Often, the problem can be solved by enrolling patients in co-pay assistance or free drug programs, or by switching them to a less expensive drug when that is available, as is the case for some expensive narcotics used to treat cancer pain or anti- nausea drugs used for chemotherapy side-effects.

One of his patients, though, stopped treatment in part due to cost and the cancer progressed, he said.

At the Fred Hutchinson Cancer Research Center in Seattle, doctors in the gastrointestinal oncology department routinely ask the pharmacy to look into what a patient’s co-pay will be before they prescribe certain expensive pills, said Veena Shankaran, an oncologist there. The idea, she said, is to find out whether cost will be an issue before the patient ends up at the pharmacy with a big bill.

Switching medicines

Several times, she has switched therapies for advanced cancer patients because of cost issues, while another time a patient obtained money from family members to pay for a treatment that was going to cost her $2,000 in the first month.

For costly painkillers and other drugs to treat side effects, there often are less expensive substitutes. For chemotherapy drugs for which there are no substitutes, patients often qualify for co-pay assistance from various foundations or companies.

While the idea that patients need to have “skin in the game” to prevent overuse of brand-name drugs may make sense for ordinary ailments, said Shankaran, “for a disease like cancer, it ends up being counterproductive because people have so many costs over so long, it ends up being a huge burden.”

Patient care

High drug costs are already affecting patient care, research suggests.

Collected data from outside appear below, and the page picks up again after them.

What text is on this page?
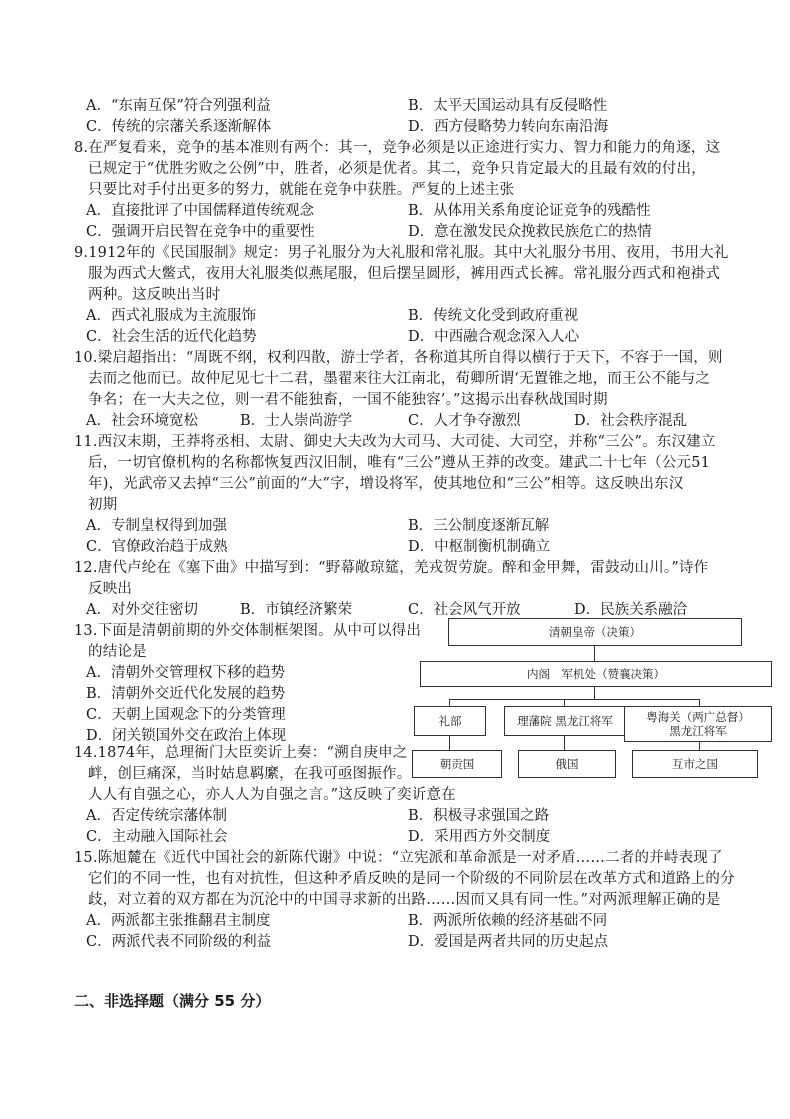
A．“东南互保”符合列强利益	B．太平天国运动具有反侵略性
C．传统的宗藩关系逐渐解体	D．西方侵略势力转向东南沿海
8.在严复看来，竞争的基本准则有两个：其一，竞争必须是以正途进行实力、智力和能力的角逐，这
已规定于“优胜劣败之公例”中，胜者，必须是优者。其二，竞争只肯定最大的且最有效的付出，
只要比对手付出更多的努力，就能在竞争中获胜。严复的上述主张
A．直接批评了中国儒释道传统观念	B．从体用关系角度论证竞争的残酷性
C．强调开启民智在竞争中的重要性	D．意在激发民众挽救民族危亡的热情
9.1912年的《民国服制》规定：男子礼服分为大礼服和常礼服。其中大礼服分书用、夜用，书用大礼
服为西式大鳖式，夜用大礼服类似燕尾服，但后摆呈圆形，裤用西式长裤。常礼服分西式和袍褂式
两种。这反映出当时
A．西式礼服成为主流服饰	B．传统文化受到政府重视
C．社会生活的近代化趋势	D．中西融合观念深入人心
10.梁启超指出：“周既不纲，权利四散，游士学者，各称道其所自得以横行于天下，不容于一国，则
去而之他而已。故仲尼见七十二君，墨翟来往大江南北，荀卿所谓‘无置锥之地，而王公不能与之
争名；在一大夫之位，则一君不能独畜，一国不能独容’。”这揭示出春秋战国时期
A．社会环境宽松	B．士人崇尚游学	C．人才争夺激烈	D．社会秩序混乱
11.西汉末期，王莽将丞相、太尉、御史大夫改为大司马、大司徒、大司空，并称“三公”。东汉建立
后，一切官僚机构的名称都恢复西汉旧制，唯有“三公”遵从王莽的改变。建武二十七年（公元51
年)，光武帝又去掉“三公”前面的“大”字，增设将军，使其地位和“三公”相等。这反映出东汉
初期
A．专制皇权得到加强	B．三公制度逐渐瓦解
C．官僚政治趋于成熟	D．中枢制衡机制确立
12.唐代卢纶在《塞下曲》中描写到：“野幕敞琼筵，羌戎贺劳旋。醉和金甲舞，雷鼓动山川。”诗作
反映出
A．对外交往密切	B．市镇经济繁荣	C．社会风气开放	D．民族关系融洽
13.下面是清朝前期的外交体制框架图。从中可以得出
的结论是
A．清朝外交管理权下移的趋势
B．清朝外交近代化发展的趋势
C．天朝上国观念下的分类管理
D．闭关锁国外交在政治上体现
清朝皇帝（决策）
内阁　军机处（赞襄决策）
礼部	理藩院 黑龙江将军	粤海关（两广总督）
黑龙江将军
朝贡国	俄国	互市之国
14.1874年，总理衙门大臣奕䜣上奏：“溯自庚申之
衅，创巨痛深，当时姑息羁縻，在我可亟图振作。
人人有自强之心，亦人人为自强之言。”这反映了奕䜣意在
A．否定传统宗藩体制	B．积极寻求强国之路
C．主动融入国际社会	D．采用西方外交制度
15.陈旭麓在《近代中国社会的新陈代谢》中说：“立宪派和革命派是一对矛盾……二者的并峙表现了
它们的不同一性，也有对抗性，但这种矛盾反映的是同一个阶级的不同阶层在改革方式和道路上的分
歧，对立着的双方都在为沉沦中的中国寻求新的出路……因而又具有同一性。”对两派理解正确的是
A．两派都主张推翻君主制度	B．两派所依赖的经济基础不同
C．两派代表不同阶级的利益	D．爱国是两者共同的历史起点
二、非选择题（满分 55 分）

Alan Venook, an oncologist at the University of California at San Francisco, said he treated four patients several years ago who relapsed after they stopped taking Gleevec for gastrointestinal stromal cancer because of financial difficulties. He published details on three of the cases in 2010 in the New England Journal of Medicine. One patient eventually died, Venook said in a telephone interview.

A 2013 study led by Duke’s Zafar of 164 patients applying for co-pay assistance found that nearly 45 percent reported skipping drugs or not appropriately filling cancer-related prescriptions due to cost.

Meanwhile, leukemia patients were 70 percent more likely to temporarily stop taking Gleevec and 42 percent more likely to skip doses of the chronic myeloid leukemia drug from Novartis AG, if there were had higher than normal co-pays, compared with patients who had lower co-payments, according to an analysis of insurance claims data by researchers at the University of North Carolina and Harvard Medical School published this year in the Journal of Clinical Oncology.